Rush CEO, execs share their 5 pillars of health equity

Chicago-based Rush University Medical Center's CEO and senior leadership shared their framework for addressing large health inequities in the hospital's West Side Chicago community and worked to promote equity in healthcare, according to a report in the New England Journal of Medicine.

The report's authors include Rush President and CEO Omar Lateef, DO; retired CEO Larry Goodman, MD; David Ansell, MD, senior vice president for community health equity; and Darlene Oliver-Hightower, vice president of community health equity and engagement.

To address health equity, Rush developed the following five pillars of equity framework:

1. Name and eliminate racism.

Rush said it was comfortable in naming poverty and racism as a root cause of healthcare inequity.

"If structural racism, economic deprivation, and neighborhood conditions were afflictions at the root cause of health inequities, we had an obligation as an academic health system to name these as the first step in identifying ways to address these inequities," the report said.

2. Adopt an anchor mission.

Rush launched an "anchor mission" to hire, purchase, invest and volunteer locally. Rush is focusing on hiring locally and developing talent, utilizing local labor for contracts and projects, buying and sourcing locally, investing locally and ensuring retirement readiness, and volunteering locally.

3. Create wealth-building opportunities for employees.

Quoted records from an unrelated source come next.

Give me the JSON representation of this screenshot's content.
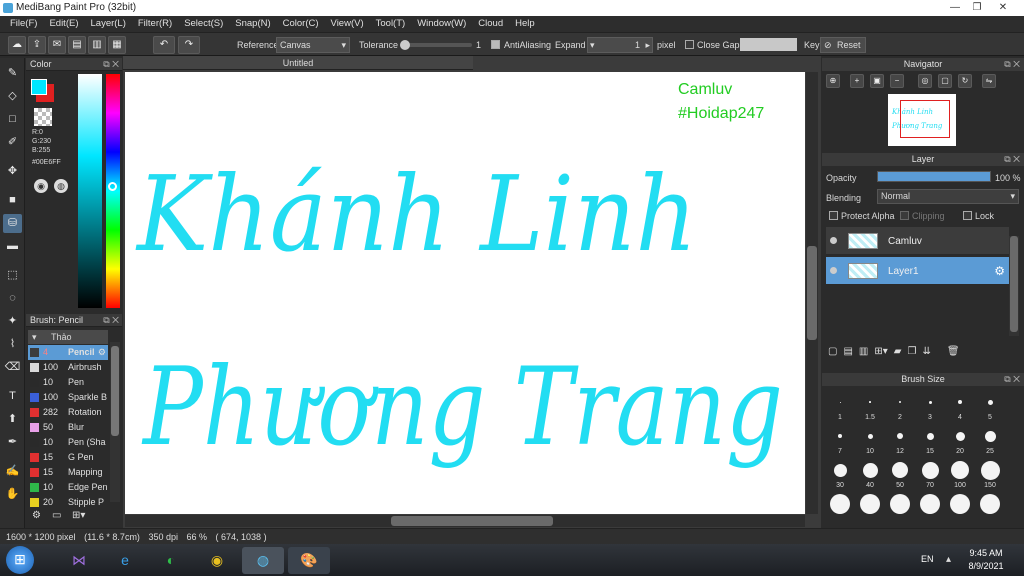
{
  "window": {
    "title": "MediBang Paint Pro (32bit)",
    "minimize": "—",
    "maximize": "❐",
    "close": "✕"
  },
  "menu": [
    "File(F)",
    "Edit(E)",
    "Layer(L)",
    "Filter(R)",
    "Select(S)",
    "Snap(N)",
    "Color(C)",
    "View(V)",
    "Tool(T)",
    "Window(W)",
    "Cloud",
    "Help"
  ],
  "toolbar": {
    "reference_label": "Reference",
    "reference_value": "Canvas",
    "tolerance_label": "Tolerance",
    "tolerance_value": "1",
    "antialiasing_label": "AntiAliasing",
    "expand_label": "Expand",
    "expand_value": "1",
    "expand_unit": "pixel",
    "close_gaps_label": "Close Gaps",
    "key_label": "Key",
    "reset_label": "Reset"
  },
  "color_panel": {
    "title": "Color",
    "r": "R:0",
    "g": "G:230",
    "b": "B:255",
    "hex": "#00E6FF",
    "foreground": "#00E6FF",
    "background": "#E02020"
  },
  "brush_panel": {
    "title": "Brush: Pencil",
    "group": "Thảo",
    "items": [
      {
        "size": "4",
        "name": "Pencil",
        "color": "#3c3c3c",
        "active": true
      },
      {
        "size": "100",
        "name": "Airbrush",
        "color": "#d8d8d8"
      },
      {
        "size": "10",
        "name": "Pen",
        "color": "#2a2a2a"
      },
      {
        "size": "100",
        "name": "Sparkle B",
        "color": "#3a5fd8"
      },
      {
        "size": "282",
        "name": "Rotation",
        "color": "#e03030"
      },
      {
        "size": "50",
        "name": "Blur",
        "color": "#e8a0e8"
      },
      {
        "size": "10",
        "name": "Pen (Sha",
        "color": "#2a2a2a"
      },
      {
        "size": "15",
        "name": "G Pen",
        "color": "#e03030"
      },
      {
        "size": "15",
        "name": "Mapping",
        "color": "#e03030"
      },
      {
        "size": "10",
        "name": "Edge Pen",
        "color": "#2fb84a"
      },
      {
        "size": "20",
        "name": "Stipple P",
        "color": "#e8d020"
      }
    ]
  },
  "document": {
    "tab_title": "Untitled",
    "lettering_line1": "Khánh Linh",
    "lettering_line2": "Phương Trang",
    "note_line1": "Camluv",
    "note_line2": "#Hoidap247",
    "text_color": "#22DDF2",
    "note_color": "#22CC22"
  },
  "navigator": {
    "title": "Navigator"
  },
  "layer_panel": {
    "title": "Layer",
    "opacity_label": "Opacity",
    "opacity_value": "100 %",
    "opacity_fraction": 1.0,
    "blending_label": "Blending",
    "blending_value": "Normal",
    "protect_alpha": "Protect Alpha",
    "clipping": "Clipping",
    "lock": "Lock",
    "layers": [
      {
        "name": "Camluv",
        "selected": false
      },
      {
        "name": "Layer1",
        "selected": true
      }
    ]
  },
  "brush_size_panel": {
    "title": "Brush Size",
    "sizes": [
      "1",
      "1.5",
      "2",
      "3",
      "4",
      "5",
      "7",
      "10",
      "12",
      "15",
      "20",
      "25",
      "30",
      "40",
      "50",
      "70",
      "100",
      "150"
    ]
  },
  "status": {
    "dimensions": "1600 * 1200 pixel",
    "physical": "(11.6 * 8.7cm)",
    "dpi": "350 dpi",
    "zoom": "66 %",
    "coords": "( 674, 1038 )"
  },
  "taskbar": {
    "lang": "EN",
    "time": "9:45 AM",
    "date": "8/9/2021"
  }
}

Internal listening sessions determined that many employees experienced extreme financial distress and were not saving for retirement. There were few internal pathways for career growth. Many of Rush's employees lived in the low-income neighborhoods that Rush was trying to elevate. Rush initiated a pension reform program to significantly increase retirement savings, raised entry hourly wages to $15 per hour, launched healthcare career pathways for incumbent employees, and offered financial wellness and credit training.

4. Eliminate healthcare inequities.

Rush established the Health Equity Governance Committee to report on performance projects that address racial, ethnic, gender and age inequities. Rush began screening patients for social determinants of health, including food, transportation, access to primary care and more. The health system launched a home visiting program for homebound patients who live with chronic illness and for postpartum mothers who live in communities with low life expectancy.

5. Address the social and structural determinants of health.

Rush partnered with other hospitals in Chicago so they could collectively make a greater impact. Consisting of Rush and five other hospitals, West Side United is able to invest millions back into the community and hire West Side employees. The partnership will work toward cutting Chicago's 14-year life expectancy gap between wealthy and low-income communities by 50 percent by 2030.